Friday, May 29, 2009

APA Blues

The American Psychiatric Association meeting in San Francisco this year has left me depressed. The vast majority of my colleagues are either believers or shruggies. Academics I respect and admire feel that fighting quackery is a bad idea.

I related my problem with MDs promoting chelation and other unproven therapies for autistic children to Paul Applebaum. He agreed with my statement to parents, that experimental or unproven therapies must be done in the context of a registered clinical trial so we can learn more about their safety and effectiveness. But when I asked how we as a profession might fight quackery, he shook his head. "I don't know about 'fight'," he said. He seemed to feel that it's enough to limit one's own practice to science-based therapies.

I had a similar conversation with Howard Zonana, who said that there have always been promoters of fringe ideas in medicine. What counts as evidence can be a matter of opinion.

Yes, I said. There are gray areas. But some ideas contradict established basic science. For example, homeopathy-- with remedies so dilute no active ingredient is present-- if it works, we need to re-write physics and chemistry. For that reason we can reject it.

Zonana pointed out that homeopathy was pretty useful in its day when medicines were often quite toxic. He mentioned that the osteopaths, who once held some pretty odd beliefs, have become mainstream.

I started to argue that the shift in osteopathic practice was no natural evolution but the result of the Flexner report.

Zonana interrupted, saying the Flexner report was devastating to a lot of communities. "It closed all the black medical schools. The AMA was politically powerful and really, pretty awful toward blacks."

The implicit point in all this seemed to be: political battles against bad ideas can have unintended, negative consequences.

Chill. Be a lover not a fighter, they seem to say.

And yet Applebaum quite effectively fought against psychiatric involvement in coercive interview settings with military detainees. He said, "not ethical," and snap! Case closed.

Oh, if only. If only he'd take a look at autism quackery and say, "not ethical," in the same way.

Makes me weep.
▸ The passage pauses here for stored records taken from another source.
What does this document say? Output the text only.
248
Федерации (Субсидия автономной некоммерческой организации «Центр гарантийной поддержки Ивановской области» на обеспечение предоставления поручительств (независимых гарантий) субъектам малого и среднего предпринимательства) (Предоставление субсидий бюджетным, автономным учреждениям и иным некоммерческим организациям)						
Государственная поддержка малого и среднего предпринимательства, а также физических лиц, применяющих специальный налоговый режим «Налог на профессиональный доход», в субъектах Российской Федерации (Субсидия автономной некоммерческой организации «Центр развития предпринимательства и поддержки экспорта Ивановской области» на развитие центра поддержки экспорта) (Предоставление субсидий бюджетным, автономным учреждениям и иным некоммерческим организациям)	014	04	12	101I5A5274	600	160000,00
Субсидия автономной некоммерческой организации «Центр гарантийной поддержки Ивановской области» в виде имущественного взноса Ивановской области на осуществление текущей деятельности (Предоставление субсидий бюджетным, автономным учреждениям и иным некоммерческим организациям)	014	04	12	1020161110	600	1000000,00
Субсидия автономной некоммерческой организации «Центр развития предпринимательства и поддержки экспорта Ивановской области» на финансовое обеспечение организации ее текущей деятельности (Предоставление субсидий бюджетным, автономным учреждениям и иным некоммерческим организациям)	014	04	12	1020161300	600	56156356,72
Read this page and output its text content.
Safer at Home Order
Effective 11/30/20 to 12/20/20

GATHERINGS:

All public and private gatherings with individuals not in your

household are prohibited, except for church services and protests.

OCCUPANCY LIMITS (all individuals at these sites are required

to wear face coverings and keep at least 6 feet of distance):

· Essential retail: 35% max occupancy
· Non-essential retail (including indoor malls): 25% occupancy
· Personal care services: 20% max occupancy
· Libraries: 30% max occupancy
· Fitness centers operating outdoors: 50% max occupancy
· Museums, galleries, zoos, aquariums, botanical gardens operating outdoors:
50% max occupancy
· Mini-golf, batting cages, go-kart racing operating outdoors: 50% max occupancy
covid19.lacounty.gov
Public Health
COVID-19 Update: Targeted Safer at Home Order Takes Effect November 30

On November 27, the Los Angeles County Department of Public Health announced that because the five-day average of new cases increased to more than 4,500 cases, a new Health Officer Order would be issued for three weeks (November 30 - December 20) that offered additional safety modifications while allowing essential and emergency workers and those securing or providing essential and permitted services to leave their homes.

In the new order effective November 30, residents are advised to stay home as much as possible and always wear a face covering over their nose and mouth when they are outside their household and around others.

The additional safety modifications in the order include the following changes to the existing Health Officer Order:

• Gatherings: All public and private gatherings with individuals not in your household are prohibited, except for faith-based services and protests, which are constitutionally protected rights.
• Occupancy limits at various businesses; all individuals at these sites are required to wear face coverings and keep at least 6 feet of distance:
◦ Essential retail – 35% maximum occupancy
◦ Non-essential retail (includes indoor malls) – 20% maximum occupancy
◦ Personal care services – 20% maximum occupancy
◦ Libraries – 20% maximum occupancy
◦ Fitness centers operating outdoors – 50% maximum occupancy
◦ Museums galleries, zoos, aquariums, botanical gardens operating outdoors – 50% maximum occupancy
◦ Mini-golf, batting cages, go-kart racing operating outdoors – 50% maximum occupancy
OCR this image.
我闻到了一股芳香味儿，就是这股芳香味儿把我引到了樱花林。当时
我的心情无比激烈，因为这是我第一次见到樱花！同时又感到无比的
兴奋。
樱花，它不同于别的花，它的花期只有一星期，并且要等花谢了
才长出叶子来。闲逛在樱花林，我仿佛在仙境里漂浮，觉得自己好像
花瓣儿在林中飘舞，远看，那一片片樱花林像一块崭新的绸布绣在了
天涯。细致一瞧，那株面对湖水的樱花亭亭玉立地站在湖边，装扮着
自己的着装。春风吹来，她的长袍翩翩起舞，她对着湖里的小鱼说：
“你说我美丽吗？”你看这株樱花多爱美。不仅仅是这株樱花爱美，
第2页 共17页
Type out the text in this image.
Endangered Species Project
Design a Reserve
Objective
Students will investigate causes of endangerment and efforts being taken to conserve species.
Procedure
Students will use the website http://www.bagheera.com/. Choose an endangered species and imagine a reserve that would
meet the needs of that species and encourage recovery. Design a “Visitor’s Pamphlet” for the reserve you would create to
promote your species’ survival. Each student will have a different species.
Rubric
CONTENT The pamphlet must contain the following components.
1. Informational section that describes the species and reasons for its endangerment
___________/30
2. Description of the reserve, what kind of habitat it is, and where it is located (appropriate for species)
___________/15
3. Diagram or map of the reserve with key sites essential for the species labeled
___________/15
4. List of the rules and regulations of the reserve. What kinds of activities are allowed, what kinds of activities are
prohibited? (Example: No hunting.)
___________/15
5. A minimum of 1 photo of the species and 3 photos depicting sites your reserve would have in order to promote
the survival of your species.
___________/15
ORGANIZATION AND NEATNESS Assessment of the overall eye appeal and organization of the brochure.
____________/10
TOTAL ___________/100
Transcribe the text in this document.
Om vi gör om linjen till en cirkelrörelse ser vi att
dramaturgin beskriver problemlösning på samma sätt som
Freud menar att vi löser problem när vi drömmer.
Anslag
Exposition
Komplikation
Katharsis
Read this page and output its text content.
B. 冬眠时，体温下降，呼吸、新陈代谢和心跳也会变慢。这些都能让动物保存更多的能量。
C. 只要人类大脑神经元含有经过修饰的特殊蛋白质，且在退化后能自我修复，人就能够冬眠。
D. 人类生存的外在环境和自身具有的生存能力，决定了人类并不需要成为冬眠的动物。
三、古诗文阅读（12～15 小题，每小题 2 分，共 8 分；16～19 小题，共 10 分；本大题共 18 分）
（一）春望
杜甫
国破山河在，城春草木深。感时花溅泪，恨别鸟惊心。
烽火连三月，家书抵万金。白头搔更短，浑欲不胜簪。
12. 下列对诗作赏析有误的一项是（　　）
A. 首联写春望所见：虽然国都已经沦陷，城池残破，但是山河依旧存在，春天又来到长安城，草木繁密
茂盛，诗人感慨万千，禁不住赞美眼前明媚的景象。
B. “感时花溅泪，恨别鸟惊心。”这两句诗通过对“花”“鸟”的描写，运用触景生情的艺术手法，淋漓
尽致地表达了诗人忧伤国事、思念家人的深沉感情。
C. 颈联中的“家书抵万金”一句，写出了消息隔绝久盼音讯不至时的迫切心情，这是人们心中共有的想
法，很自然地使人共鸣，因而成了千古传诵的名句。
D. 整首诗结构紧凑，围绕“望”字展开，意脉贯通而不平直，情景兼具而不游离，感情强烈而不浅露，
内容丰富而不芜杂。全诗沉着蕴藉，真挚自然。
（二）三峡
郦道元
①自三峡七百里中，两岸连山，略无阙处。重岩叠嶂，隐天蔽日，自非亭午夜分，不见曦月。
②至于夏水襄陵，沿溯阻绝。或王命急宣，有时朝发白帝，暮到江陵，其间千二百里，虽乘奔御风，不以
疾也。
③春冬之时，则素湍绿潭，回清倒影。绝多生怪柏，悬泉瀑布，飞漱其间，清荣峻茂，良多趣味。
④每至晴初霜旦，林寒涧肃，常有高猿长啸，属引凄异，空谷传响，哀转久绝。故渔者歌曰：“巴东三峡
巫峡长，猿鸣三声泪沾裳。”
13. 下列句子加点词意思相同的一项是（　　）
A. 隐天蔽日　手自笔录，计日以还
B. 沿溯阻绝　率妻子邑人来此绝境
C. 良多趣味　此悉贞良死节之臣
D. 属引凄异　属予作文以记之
Srsly.

Tuesday, May 26, 2009

Pink Lady's Slipper

A few weeks ago my husband said he'd found a patch of wild orchids near a small pond hidden in the woods. Not being much of a flower or plant person, I said, "oh that's nice," and went on with whatever I was doing.

Then yesterday he took me on a hike to see the pink lady's slippers for myself. They are indeed unique (click pic to enlarge).



Hey, get yer mind outta da gutter! It's a lady's pink slipper!

If you happen upon an orchid, don't touch it. They are fragile things. And if the flower dies, the plant itself will die.

Monday, May 4, 2009

moot winz teh internets!



Anonymous crashed the Time 100 on-line poll.

Marble cake allegedly present.

Oh, and The Game.

BRB, soup.

Why aren't more violent crimes committed by ice cream men?

I mean really.

There's an ice cream truck circling the neighborhood presently. It outputs one song on a loop, a midi version of Scott Joplin's, "the Entertainer."

Third time by my building today; parked next door the past twenty minutes.

It's so mechanically cheerful.

It's killing me in my skull.

Friday, May 1, 2009

Which CAM Practice is Most Stupid?

Homeopathy is a top contender for the stupidest of CAMs. But there's a newer variety of CAM that might be even dumber: energy patches.

Energy patches are fancy stickers you attach to your skin or perhaps to certain items. The patches ward off ebil and promote teh goodness.

Example:

"The Aura Patch is a small metalized energy patch that attaches to the body and presents a field of supportive and restorative energy back into the body’s energetic field. The AuRA patches are an energy delivery system. They provide specific energy patterns that are found in people with abundant good health. By restoring these energy patterns, we have observed a positive change in people’s health. The patches are programmed with completely natural frequencies with no negative side-effects. There is no chemistry that passes through the skin. This is the same energy that is found inside the healthiest people on earth. "

LOL!

Maybe I'll cash in with my own brand of healing patches. I'll have them inscribed with the lucky Chinese proverb: "Wa ta goo siam."